One additional assessment of the reduction involves using a bovie cord to evaluate the mechanical alignment of the limb. With the knee in extension, the bovie cord is elongated from the femoral head to the middle of the ankle joint on AP images and its position relative to the center of the knee joint is assessed on an additional AP image. Gross medial or lateral displacement of the bovie cord relative to the center of the knee should raise suspicion for malreduction of the fracture.

The optimal length of the definitive plate is dependent on the intended method of stabilization, absolute or relative stability. The use of longer plates with at least eight plate holes proximal to the fracture has been recommended regardless.[12,18] Typically, four bicortical screws are placed in the shaft, with as many distal screws in the articular block as possible. In noncomminuted patterns where anatomic reduction can be achieved and absolute stability is intended, the surgeon should consider applying compression with four bicortical screws in the shaft. Comminuted fractures are typically treated with longer bridging constructs, where the plate length is at least twice the zone of comminution,[19] and four well-spaced bicortical screws are placed in the shaft.

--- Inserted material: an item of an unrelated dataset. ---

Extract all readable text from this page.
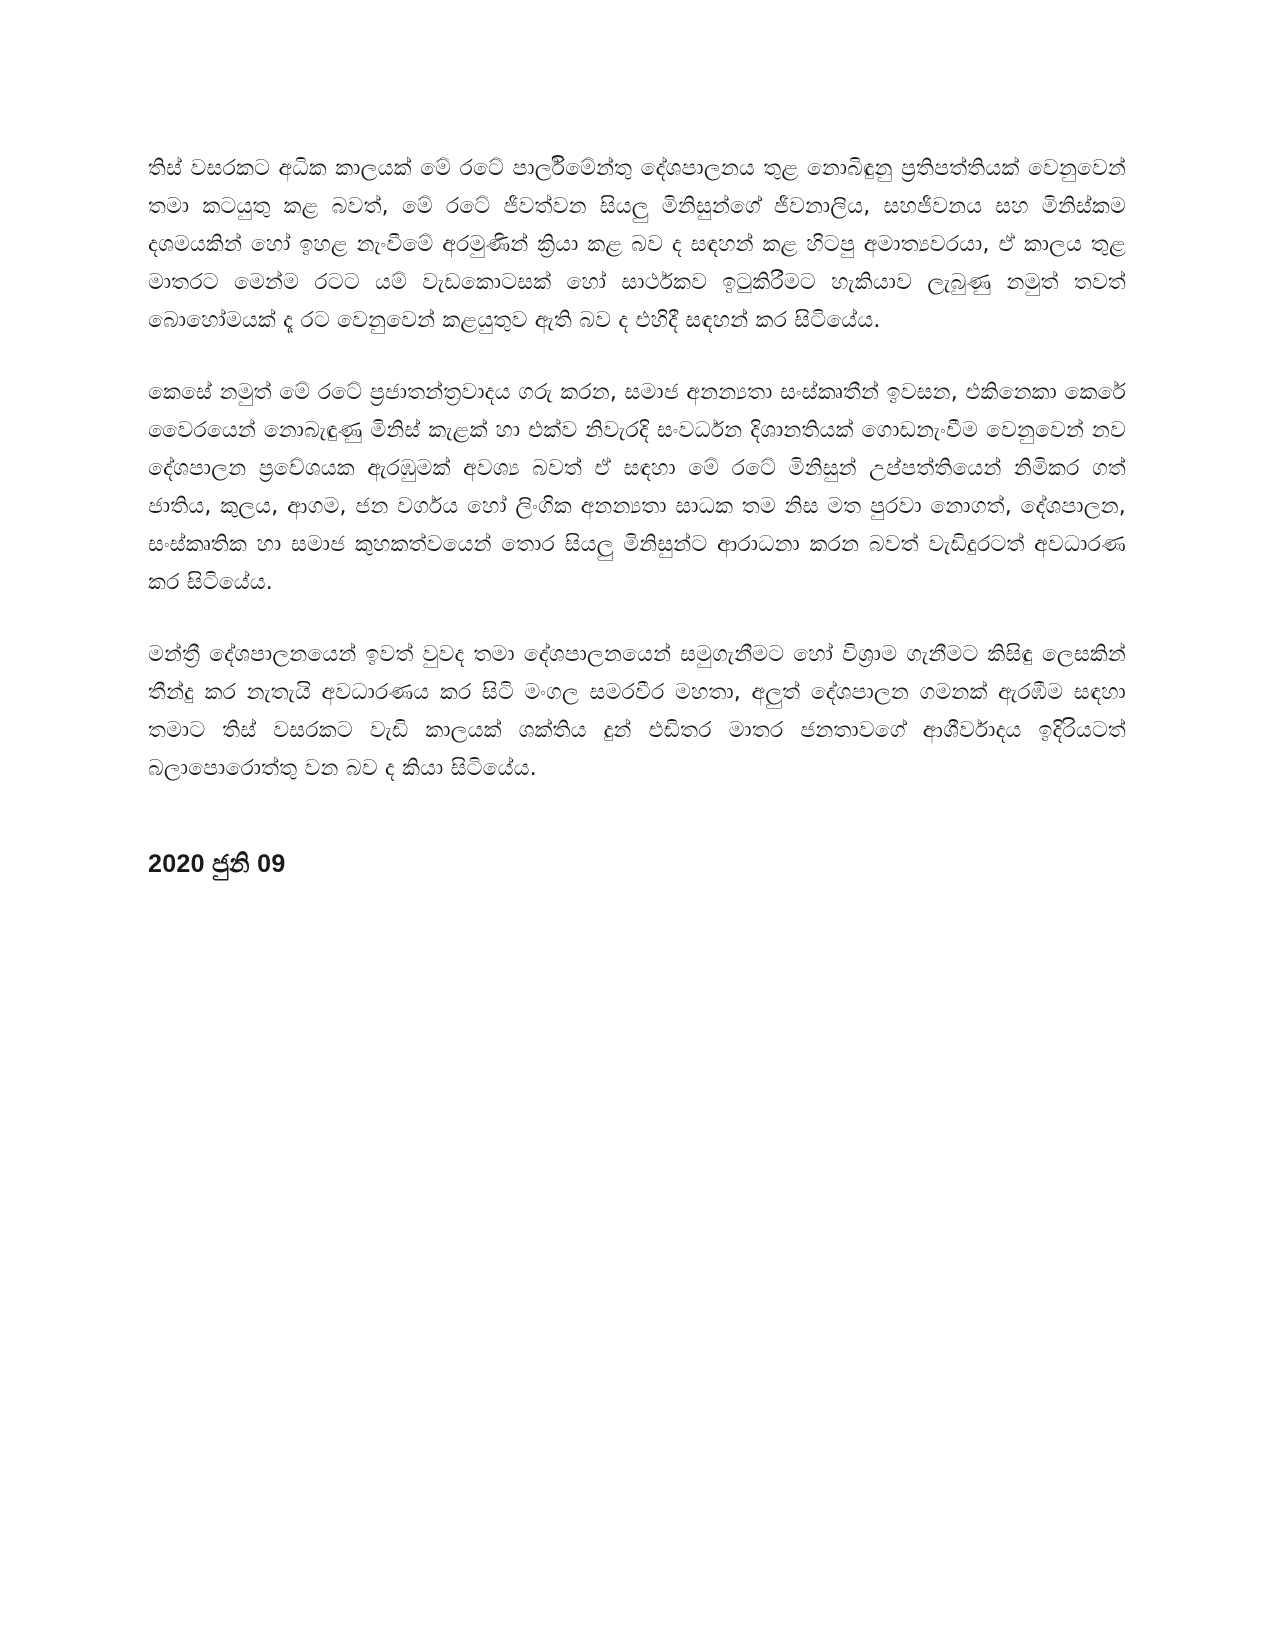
තිස් වසරකට අධික කාලයක් මේ රටේ පාර්ලිමේන්තු දේශපාලනය තුළ නොබිඳුනු ප්‍රතිපත්තියක් වෙනුවෙන් තමා කටයුතු කළ බවත්, මේ රටේ ජීවත්වන සියලු මිනිසුන්ගේ ජීවනාලිය, සහජීවනය සහ මිනිස්කම දශමයකින් හෝ ඉහළ නැංවීමේ අරමුණින් ක්‍රියා කළ බව ද සඳහන් කළ හිටපු අමාත්‍යවරයා, ඒ කාලය තුළ මාතරට මෙන්ම රටට යම් වැඩකොටසක් හෝ සාර්ථකව ඉටුකිරීමට හැකියාව ලැබුණු නමුත් තවත් බොහෝමයක් දෑ රට වෙනුවෙන් කළයුතුව ඇති බව ද එහිදී සඳහන් කර සිටියේය.

කෙසේ නමුත් මේ රටේ ප්‍රජාතන්ත්‍රවාදය ගරු කරන, සමාජ අනන්‍යතා සංස්කෘතීන් ඉවසන, එකිනෙකා කෙරේ වෛරයෙන් නොබැඳුණු මිනිස් කැළක් හා එක්ව නිවැරදි සංවර්ධන දිශානතියක් ගොඩනැංවීම වෙනුවෙන් නව දේශපාලන ප්‍රවේශයක ඇරඹුමක් අවශ්‍ය බවත් ඒ සඳහා මේ රටේ මිනිසුන් උප්පත්තියෙන් නිමිකර ගත් ජාතිය, කුලය, ආගම, ජන වර්ගය හෝ ලිංගික අනන්‍යතා සාධක තම නිස මත පුරවා නොගත්, දේශපාලන, සංස්කෘතික හා සමාජ කුහකත්වයෙන් තොර සියලු මිනිසුන්ට ආරාධනා කරන බවත් වැඩිදුරටත් අවධාරණ කර සිටියේය.

මන්ත්‍රී දේශපාලනයෙන් ඉවත් වුවද තමා දේශපාලනයෙන් සමුගැනීමට හෝ විශ්‍රාම ගැනීමට කිසිඳු ලෙසකින් තීන්දු කර නැතැයි අවධාරණය කර සිටි මංගල සමරවීර මහතා, අලුත් දේශපාලන ගමනක් ඇරඹීම සඳහා තමාට තිස් වසරකට වැඩි කාලයක් ශක්තිය දුන් එඩිතර මාතර ජනතාවගේ ආශීර්වාදය ඉදිරියටත් බලාපොරොත්තු වන බව ද කියා සිටියේය.

2020 ජුනි 09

It is important to assess the position of articular block screws on fluoroscopy relative to the intercondylar notch and the medial cortex. A "notch" view can be obtained with the knee flexed to show the intercondylar notch in profile (Figure 3, top left). This can demonstrate whether screws cross the intercondylar notch, which may cause impingement on the cruciate ligaments or limit knee motion.[20] A 20° to 25° internally rotated view can alert the surgeon about screws that breach the medial cortex, a complication that can cause notable irritation (Figure 7). In both cases, screws should be exchanged to avoid violating the notch or medial cortex.

Figure 7.

Radiograph showing the assessment of screw length for the medial cortex of the distal femur. The AP fluoroscopic image on the left shows a distal cannulated screw that appears to be contained within the medial cortex, but when a 20° to 25° internally rotated image is obtained (right), the screw appears long.